Figure 1. MM-DiT Attention Analysis

Figure 2. MM-DiT Text-to-Text and Video-to-Video Attention Visualization

First, we conduct a comprehensive analysis of the attention mechanism in MM-DiT architecture. Our investigation reveals that the MM-DiT's attention mechanism exhibits remarkable similarities to the cross/self-attention blocks found in UNet-like diffusion models. Specifically, as illustrated in Fig. 1, the attention matrix in MM-DiT can be decomposed into four distinct regions: text-to-text, video-to-video, text-to-video, and video-to-text attention. Taking the prompt "a cat watch a black mouse" as an example, we observe that each text token demonstrates significant activation patterns when analyzing the averaged attention values across text-to-video and video-to-text regions. Furthermore, as shown in Fig. 2, our visualization of text-to-video and video-to-text attention patterns reveals that MM-DiT not only possesses functionality similar to UNet's self-attention but also demonstrates enhanced capabilities in temporal modeling.
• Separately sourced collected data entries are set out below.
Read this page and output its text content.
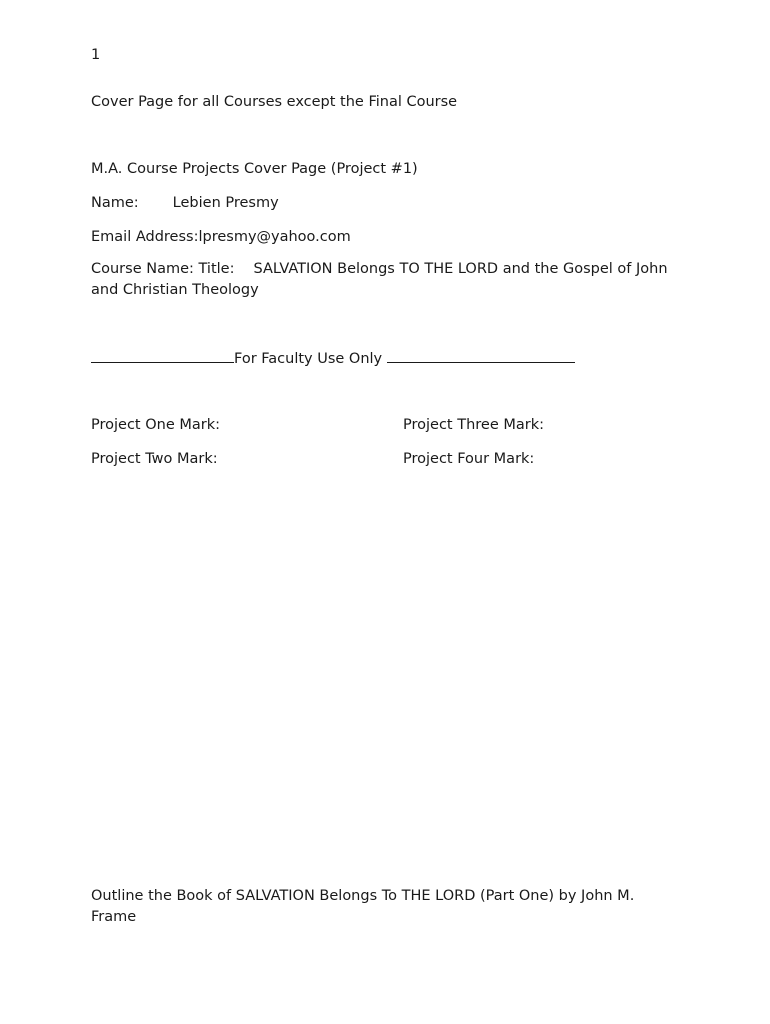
1
Cover Page for all Courses except the Final Course
M.A. Course Projects Cover Page (Project #1)
Name: Lebien Presmy
Email Address:lpresmy@yahoo.com
Course Name: Title: SALVATION Belongs TO THE LORD and the Gospel of John and Christian Theology
For Faculty Use Only
Project One Mark:	Project Three Mark:
Project Two Mark:	Project Four Mark:
Outline the Book of SALVATION Belongs To THE LORD (Part One) by John M. Frame
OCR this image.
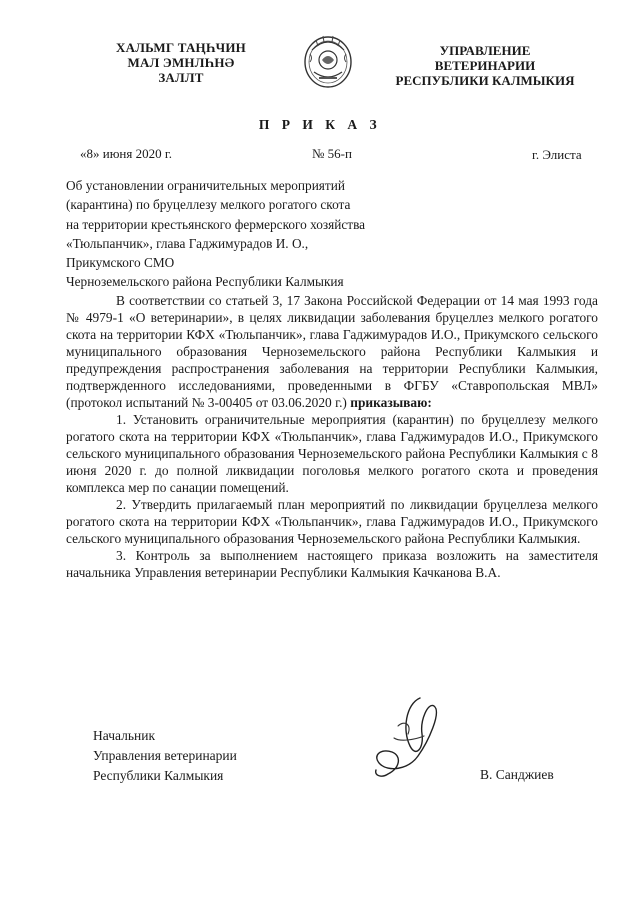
ХАЛЬМГ ТАҢҺЧИН
МАЛ ЭМНЛҺНӘ
ЗАЛЛТ
УПРАВЛЕНИЕ
ВЕТЕРИНАРИИ
РЕСПУБЛИКИ КАЛМЫКИЯ
П Р И К А З
«8» июня 2020 г.	№ 56-п	г. Элиста
Об установлении ограничительных мероприятий
(карантина) по бруцеллезу мелкого рогатого скота
на территории крестьянского фермерского хозяйства
«Тюльпанчик», глава Гаджимурадов И. О.,
Прикумского СМО
Черноземельского района Республики Калмыкия

В соответствии со статьей 3, 17 Закона Российской Федерации от 14 мая 1993 года № 4979-1 «О ветеринарии», в целях ликвидации заболевания бруцеллез мелкого рогатого скота на территории КФХ «Тюльпанчик», глава Гаджимурадов И.О., Прикумского сельского муниципального образования Черноземельского района Республики Калмыкия и предупреждения распространения заболевания на территории Республики Калмыкия, подтвержденного исследованиями, проведенными в ФГБУ «Ставропольская МВЛ» (протокол испытаний № 3-00405 от 03.06.2020 г.) приказываю:

1. Установить ограничительные мероприятия (карантин) по бруцеллезу мелкого рогатого скота на территории КФХ «Тюльпанчик», глава Гаджимурадов И.О., Прикумского сельского муниципального образования Черноземельского района Республики Калмыкия с 8 июня 2020 г. до полной ликвидации поголовья мелкого рогатого скота и проведения комплекса мер по санации помещений.

2. Утвердить прилагаемый план мероприятий по ликвидации бруцеллеза мелкого рогатого скота на территории КФХ «Тюльпанчик», глава Гаджимурадов И.О., Прикумского сельского муниципального образования Черноземельского района Республики Калмыкия.

3. Контроль за выполнением настоящего приказа возложить на заместителя начальника Управления ветеринарии Республики Калмыкия Качканова В.А.

Начальник
Управления ветеринарии
Республики Калмыкия	В. Санджиев
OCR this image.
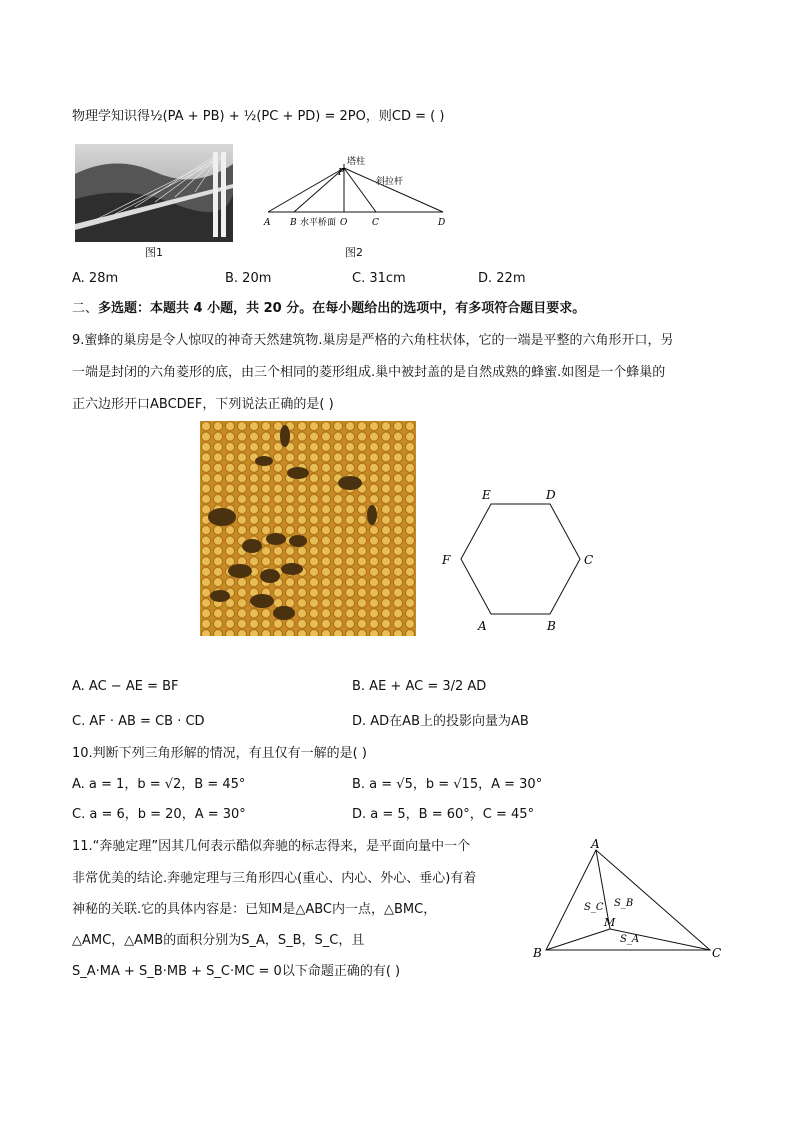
物理学知识得½(PA + PB) + ½(PC + PD) = 2PO，则CD = ( )
图1
P
塔柱
斜拉杆
A B 水平桥面 O	C	D
图2
A. 28m	B. 20m	C. 31cm	D. 22m
二、多选题：本题共 4 小题，共 20 分。在每小题给出的选项中，有多项符合题目要求。
9.蜜蜂的巢房是令人惊叹的神奇天然建筑物.巢房是严格的六角柱状体，它的一端是平整的六角形开口，另
一端是封闭的六角菱形的底，由三个相同的菱形组成.巢中被封盖的是自然成熟的蜂蜜.如图是一个蜂巢的
正六边形开口ABCDEF，下列说法正确的是( )
E	D
C
B
A
F
A. AC − AE = BF	B. AE + AC = 3/2 AD
C. AF · AB = CB · CD	D. AD在AB上的投影向量为AB
10.判断下列三角形解的情况，有且仅有一解的是( )
A. a = 1，b = √2，B = 45°	B. a = √5，b = √15，A = 30°
C. a = 6，b = 20，A = 30°	D. a = 5，B = 60°，C = 45°
11.“奔驰定理”因其几何表示酷似奔驰的标志得来，是平面向量中一个
非常优美的结论.奔驰定理与三角形四心(重心、内心、外心、垂心)有着
神秘的关联.它的具体内容是：已知M是△ABC内一点，△BMC，
△AMC，△AMB的面积分别为S_A，S_B，S_C，且
S_A·MA + S_B·MB + S_C·MC = 0以下命题正确的有( )
A
B	C
M
S_C S_B
S_A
This indicates that the attention mechanism of MM-DiT can be easily extended to the multi-prompt video generation task, enabling mask-guided precise semantic control across different prompts with kv-sharing for multi-prompt video generation. Additionally, the attention mechanism of MM-DiT can be easily extended to the video editing task, such as word swap and video reweight.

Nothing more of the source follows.